According to the final report, the Task Force’s goal was to “assess our strengths and weaknesses in achieving excellence, inclusiveness and community contributions and to formulate concrete strategies for improvement.”
The Task Force made three recommendations in its final report. The first was for the University to make “a firm commitment to the recruitment, retention and professional development of a diverse and excellent [group of staff and students].”
Masi spoke to the possibility of expanding the office of Associate Provost (Policies, Procedures and Equity) Lydia White, as well as the creation of a University fact-base to respond to issues concerning equity. He said that collecting data was “part of the problem.”
“We don’t have a good statistical database – a lot relies on self-identification,” he said. “We don’t have good information about ourselves, and it’s difficult to get people to conform.”
SSMU President Maggie Knight addressed Masi’s point in an interview with The Daily after Senate.
“If people aren’t ready to self-identify, why is that? […] If that’s a problem, doesn’t that point to something systemic? Let’s be willing to acknowledge that we’re not perfect and that we need to do work,” she said.
The Task Force’s second recommendation was that the “definition of excellence at McGill shall be broadened” in order to reflect McGill’s “distinctive mission,” and indicators to measure progress. According to Masi, this has in part been accomplished by Senate. Prior to his presentation, Senate approved the creation of the McGill University Award for Equity & Community Building.
The award is a student-led initiative brought to Senate with the Joint Board Senate Committee on Equity’s unanimous endorsement. The award aims to “enhance McGill’s commitment to equity by recognizing outstanding achievements” on the part of staff and students. Senate unanimously approved the award’s creation.
The report’s final recommendation was for the University to affirm its historical “service to society” and expand its commitment to “positive engagement with – and impact on – external communities.”
Knight asked how the University would avoid the appearance of “tokenistic” engagement with external communities.
“I reject the hypothesis of your questions,” Masi responded. “We don’t have the intention of doing anything that won’t have a large impact.”
Music Senator Emil Briones asked whether an over-arching equity policy would be drafted as a result of the Task Force.
In response, Principal Heather Munroe-Blum spoke to a trend at McGill of creating policy and then forgetting it. “What this Task Force should really engage in is changing practice,” she said.
Currently, McGill’s policies pertaining to equity are found in the Charter of Students’ Rights and Responsibilities, Employment Equity Policy, and the Policy on Harassment, Sexual Harassment and Discrimination Prohibited by Law.
According to Knight, an overarching equity policy would serve to “[set] out the values” of the University.
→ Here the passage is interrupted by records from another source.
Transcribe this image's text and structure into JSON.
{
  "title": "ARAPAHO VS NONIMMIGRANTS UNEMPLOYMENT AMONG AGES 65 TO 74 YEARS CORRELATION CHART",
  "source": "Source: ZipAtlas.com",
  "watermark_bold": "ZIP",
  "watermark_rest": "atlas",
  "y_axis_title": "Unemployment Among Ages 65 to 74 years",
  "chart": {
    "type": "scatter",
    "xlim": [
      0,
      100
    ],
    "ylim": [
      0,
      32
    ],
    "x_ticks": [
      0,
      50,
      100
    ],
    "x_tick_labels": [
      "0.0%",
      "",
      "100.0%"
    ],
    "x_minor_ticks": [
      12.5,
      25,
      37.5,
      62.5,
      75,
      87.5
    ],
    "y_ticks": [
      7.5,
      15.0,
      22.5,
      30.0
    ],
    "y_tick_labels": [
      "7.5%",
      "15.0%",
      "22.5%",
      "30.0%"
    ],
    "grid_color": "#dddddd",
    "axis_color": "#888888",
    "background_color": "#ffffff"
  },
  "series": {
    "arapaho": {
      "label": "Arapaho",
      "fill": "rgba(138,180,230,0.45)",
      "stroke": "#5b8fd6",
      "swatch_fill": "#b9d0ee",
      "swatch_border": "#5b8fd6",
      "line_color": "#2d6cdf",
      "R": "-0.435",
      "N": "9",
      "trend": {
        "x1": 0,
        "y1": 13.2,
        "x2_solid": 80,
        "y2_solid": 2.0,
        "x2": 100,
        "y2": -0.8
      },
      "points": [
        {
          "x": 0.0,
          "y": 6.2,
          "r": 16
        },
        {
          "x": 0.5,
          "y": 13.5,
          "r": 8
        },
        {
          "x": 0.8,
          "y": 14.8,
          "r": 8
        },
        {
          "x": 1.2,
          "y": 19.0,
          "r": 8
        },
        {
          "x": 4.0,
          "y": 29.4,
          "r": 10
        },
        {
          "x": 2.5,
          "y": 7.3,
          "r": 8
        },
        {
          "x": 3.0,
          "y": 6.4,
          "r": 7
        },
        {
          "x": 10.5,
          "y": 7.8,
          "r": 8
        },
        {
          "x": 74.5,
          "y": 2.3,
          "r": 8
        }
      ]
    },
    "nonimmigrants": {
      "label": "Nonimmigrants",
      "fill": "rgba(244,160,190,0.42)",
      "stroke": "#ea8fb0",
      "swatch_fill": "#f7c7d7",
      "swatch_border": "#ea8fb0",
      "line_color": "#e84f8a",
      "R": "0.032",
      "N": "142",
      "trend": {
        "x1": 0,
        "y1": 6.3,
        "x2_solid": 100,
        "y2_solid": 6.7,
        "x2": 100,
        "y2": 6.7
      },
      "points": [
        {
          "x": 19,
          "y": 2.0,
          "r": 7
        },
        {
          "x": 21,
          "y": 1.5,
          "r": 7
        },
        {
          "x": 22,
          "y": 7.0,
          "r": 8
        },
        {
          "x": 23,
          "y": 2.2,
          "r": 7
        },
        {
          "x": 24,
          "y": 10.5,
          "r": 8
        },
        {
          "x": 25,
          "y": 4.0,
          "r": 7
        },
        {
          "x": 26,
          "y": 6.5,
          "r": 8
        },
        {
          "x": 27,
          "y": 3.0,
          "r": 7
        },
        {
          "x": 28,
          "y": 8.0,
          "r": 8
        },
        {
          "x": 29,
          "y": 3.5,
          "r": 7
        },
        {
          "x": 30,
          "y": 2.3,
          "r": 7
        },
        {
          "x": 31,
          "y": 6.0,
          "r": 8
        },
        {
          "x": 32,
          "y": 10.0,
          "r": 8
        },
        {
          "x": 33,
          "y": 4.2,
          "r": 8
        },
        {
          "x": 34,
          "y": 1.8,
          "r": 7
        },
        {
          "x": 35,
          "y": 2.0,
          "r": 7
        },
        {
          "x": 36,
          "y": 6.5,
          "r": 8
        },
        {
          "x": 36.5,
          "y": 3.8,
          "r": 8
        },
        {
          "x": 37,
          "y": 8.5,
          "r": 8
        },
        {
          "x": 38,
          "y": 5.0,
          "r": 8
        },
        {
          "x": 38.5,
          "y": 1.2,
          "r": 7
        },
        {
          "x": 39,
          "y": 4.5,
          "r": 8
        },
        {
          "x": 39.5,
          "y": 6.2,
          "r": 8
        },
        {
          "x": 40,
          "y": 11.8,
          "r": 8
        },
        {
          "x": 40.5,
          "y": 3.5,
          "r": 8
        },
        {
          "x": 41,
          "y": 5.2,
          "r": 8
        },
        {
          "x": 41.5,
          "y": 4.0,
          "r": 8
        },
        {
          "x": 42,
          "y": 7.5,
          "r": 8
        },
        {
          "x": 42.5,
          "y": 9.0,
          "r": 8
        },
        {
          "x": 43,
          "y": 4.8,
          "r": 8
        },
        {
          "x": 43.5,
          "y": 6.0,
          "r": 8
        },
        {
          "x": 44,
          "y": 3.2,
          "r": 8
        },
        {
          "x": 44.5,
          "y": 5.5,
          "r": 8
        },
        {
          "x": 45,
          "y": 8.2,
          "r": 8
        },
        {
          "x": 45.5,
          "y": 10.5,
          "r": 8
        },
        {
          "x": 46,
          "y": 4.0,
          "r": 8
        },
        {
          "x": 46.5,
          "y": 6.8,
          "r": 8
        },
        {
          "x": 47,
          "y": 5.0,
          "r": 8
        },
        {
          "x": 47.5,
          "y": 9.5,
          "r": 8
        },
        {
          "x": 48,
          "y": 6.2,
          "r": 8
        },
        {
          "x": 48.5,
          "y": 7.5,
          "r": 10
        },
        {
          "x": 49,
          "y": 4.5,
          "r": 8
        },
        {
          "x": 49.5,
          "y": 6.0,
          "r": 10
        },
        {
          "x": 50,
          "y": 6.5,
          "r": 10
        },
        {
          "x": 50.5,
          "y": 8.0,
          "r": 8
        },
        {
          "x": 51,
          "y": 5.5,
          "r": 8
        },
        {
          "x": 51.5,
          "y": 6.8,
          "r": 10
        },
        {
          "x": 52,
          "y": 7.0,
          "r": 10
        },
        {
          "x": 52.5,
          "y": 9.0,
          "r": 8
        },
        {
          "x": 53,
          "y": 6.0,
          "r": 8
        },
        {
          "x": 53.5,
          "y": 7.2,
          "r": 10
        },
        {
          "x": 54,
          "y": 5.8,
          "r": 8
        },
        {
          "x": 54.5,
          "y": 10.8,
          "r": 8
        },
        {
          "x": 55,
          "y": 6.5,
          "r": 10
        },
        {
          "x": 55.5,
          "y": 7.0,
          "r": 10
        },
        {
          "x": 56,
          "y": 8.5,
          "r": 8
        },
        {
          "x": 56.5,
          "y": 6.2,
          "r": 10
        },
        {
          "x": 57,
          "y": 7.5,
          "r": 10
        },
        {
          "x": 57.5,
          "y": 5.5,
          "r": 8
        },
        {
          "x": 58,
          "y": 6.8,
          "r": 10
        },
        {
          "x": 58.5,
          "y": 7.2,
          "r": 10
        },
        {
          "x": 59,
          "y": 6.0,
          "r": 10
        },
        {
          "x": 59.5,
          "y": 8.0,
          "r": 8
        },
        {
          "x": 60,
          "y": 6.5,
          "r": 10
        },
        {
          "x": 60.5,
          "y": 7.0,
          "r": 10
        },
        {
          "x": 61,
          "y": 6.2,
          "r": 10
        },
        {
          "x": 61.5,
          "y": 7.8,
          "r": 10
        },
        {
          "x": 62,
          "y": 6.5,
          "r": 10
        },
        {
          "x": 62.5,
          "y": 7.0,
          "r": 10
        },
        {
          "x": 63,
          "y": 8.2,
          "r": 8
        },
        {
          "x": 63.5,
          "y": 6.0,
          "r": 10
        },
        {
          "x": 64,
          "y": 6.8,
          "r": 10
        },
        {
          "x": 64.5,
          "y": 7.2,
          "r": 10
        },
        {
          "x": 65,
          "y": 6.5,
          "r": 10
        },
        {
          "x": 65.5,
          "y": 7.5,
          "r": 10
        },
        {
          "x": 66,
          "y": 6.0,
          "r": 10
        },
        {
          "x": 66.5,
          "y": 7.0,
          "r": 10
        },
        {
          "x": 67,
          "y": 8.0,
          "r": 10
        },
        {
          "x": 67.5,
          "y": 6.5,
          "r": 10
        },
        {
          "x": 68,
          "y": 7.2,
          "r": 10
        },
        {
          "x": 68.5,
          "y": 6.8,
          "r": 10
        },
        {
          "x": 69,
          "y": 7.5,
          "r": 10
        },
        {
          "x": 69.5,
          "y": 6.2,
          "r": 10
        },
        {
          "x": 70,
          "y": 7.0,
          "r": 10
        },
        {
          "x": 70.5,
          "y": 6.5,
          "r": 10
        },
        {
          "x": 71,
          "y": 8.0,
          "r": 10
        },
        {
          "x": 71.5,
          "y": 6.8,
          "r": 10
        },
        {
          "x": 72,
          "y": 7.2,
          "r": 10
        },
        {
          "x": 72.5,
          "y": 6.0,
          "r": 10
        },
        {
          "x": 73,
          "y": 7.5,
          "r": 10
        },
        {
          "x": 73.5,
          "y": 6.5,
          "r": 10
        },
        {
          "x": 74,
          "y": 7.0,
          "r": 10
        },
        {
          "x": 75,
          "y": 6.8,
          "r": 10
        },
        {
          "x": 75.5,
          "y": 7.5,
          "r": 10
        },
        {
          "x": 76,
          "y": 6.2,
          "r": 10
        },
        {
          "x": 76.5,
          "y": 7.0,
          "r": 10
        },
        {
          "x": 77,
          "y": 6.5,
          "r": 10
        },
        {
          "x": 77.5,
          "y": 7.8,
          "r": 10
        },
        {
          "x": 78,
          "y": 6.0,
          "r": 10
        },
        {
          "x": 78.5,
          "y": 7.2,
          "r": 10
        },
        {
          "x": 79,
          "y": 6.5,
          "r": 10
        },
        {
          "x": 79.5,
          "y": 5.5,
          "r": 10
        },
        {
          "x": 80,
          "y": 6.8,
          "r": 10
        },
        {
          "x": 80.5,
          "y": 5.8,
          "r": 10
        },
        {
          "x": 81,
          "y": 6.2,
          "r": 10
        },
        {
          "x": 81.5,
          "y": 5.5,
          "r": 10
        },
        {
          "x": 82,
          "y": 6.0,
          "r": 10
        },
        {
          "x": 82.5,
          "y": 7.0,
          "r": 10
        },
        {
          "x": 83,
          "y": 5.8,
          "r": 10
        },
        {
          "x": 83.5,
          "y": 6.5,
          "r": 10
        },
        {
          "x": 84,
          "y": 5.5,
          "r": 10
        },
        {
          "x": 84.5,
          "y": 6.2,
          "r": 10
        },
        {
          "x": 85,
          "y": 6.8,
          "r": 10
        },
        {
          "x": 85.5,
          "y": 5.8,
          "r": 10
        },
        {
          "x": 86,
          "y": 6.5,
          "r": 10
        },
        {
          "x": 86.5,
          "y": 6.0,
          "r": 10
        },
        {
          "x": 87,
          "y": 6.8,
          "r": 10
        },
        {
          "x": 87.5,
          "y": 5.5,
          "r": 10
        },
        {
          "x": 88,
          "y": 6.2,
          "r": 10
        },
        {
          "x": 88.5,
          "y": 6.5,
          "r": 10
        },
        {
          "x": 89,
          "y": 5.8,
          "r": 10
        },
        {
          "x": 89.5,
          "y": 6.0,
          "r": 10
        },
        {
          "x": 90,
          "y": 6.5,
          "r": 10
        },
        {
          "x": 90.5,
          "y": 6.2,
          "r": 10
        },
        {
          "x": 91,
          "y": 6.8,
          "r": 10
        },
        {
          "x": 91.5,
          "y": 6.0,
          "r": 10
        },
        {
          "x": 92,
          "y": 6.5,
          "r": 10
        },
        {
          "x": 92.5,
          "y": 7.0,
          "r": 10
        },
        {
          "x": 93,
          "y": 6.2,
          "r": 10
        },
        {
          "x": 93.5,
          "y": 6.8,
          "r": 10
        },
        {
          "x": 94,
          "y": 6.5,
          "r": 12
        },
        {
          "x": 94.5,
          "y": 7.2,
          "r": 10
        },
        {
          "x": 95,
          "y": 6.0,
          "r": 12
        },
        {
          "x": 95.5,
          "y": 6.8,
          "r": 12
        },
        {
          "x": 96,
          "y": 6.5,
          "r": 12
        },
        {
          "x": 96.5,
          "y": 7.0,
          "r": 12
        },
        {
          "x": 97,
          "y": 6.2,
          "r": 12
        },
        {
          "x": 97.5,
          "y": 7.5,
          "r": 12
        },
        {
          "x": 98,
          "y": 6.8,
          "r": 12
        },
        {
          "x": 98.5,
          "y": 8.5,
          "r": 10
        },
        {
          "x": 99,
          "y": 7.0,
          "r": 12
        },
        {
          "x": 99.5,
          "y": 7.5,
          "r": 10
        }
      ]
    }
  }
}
She pointed to the equity policies already in place within SSMU, PGSS and with some faculties such as Engineering, Music, and Management.
SSMU VP University Affairs Emily Clare, who has worked with three different versions of SSMU’s equity policy, spoke to the benefits of such a policy. “It is very beneficial because it really makes it clear that we have a clear stance on things. It clearly lays out informal and formal mechanisms,” she said.
“If you have good policy which is outlined with a clear set of values you can build a community of trust around that policy,” she continued.
In Senate, Clare read a statement she prepared on racism at McGill.
“To be perfectly frank, I have seen so many of [my] peers, colleagues, even staff and faculty, feeling so disempowered within McGill that they don’t feel they have anyone to go to, that they can’t speak up, that they’re silenced constantly,” she said in a later interview with The Daily.
PGSS VP (University & Academic Affairs) Lily Han called McGill’s lack of an office dedicated to equity issues a “glaring gap.” She pointed to equity offices at other Canadian universities such as the University of Western Ontario, the University of British Columbia, Queen’s University, and the University of Toronto.
“Right now, it seems to me that there’s a bit of a disconnect between what we hear from various students and what they’re experiencing – and to a lesser degree from staff – versus what the relevant people in the administration are aware of,” said Knight.
Associate Provost (Policies, Procedures and Equity) Lydia White said she would take the issues raised back to the Joint Board Senate Committee on Equity, and spend the next academic year working to address them.
The final response from the University administration to the Task Force will be presented in Fall 2012 and afterwards will be implemented.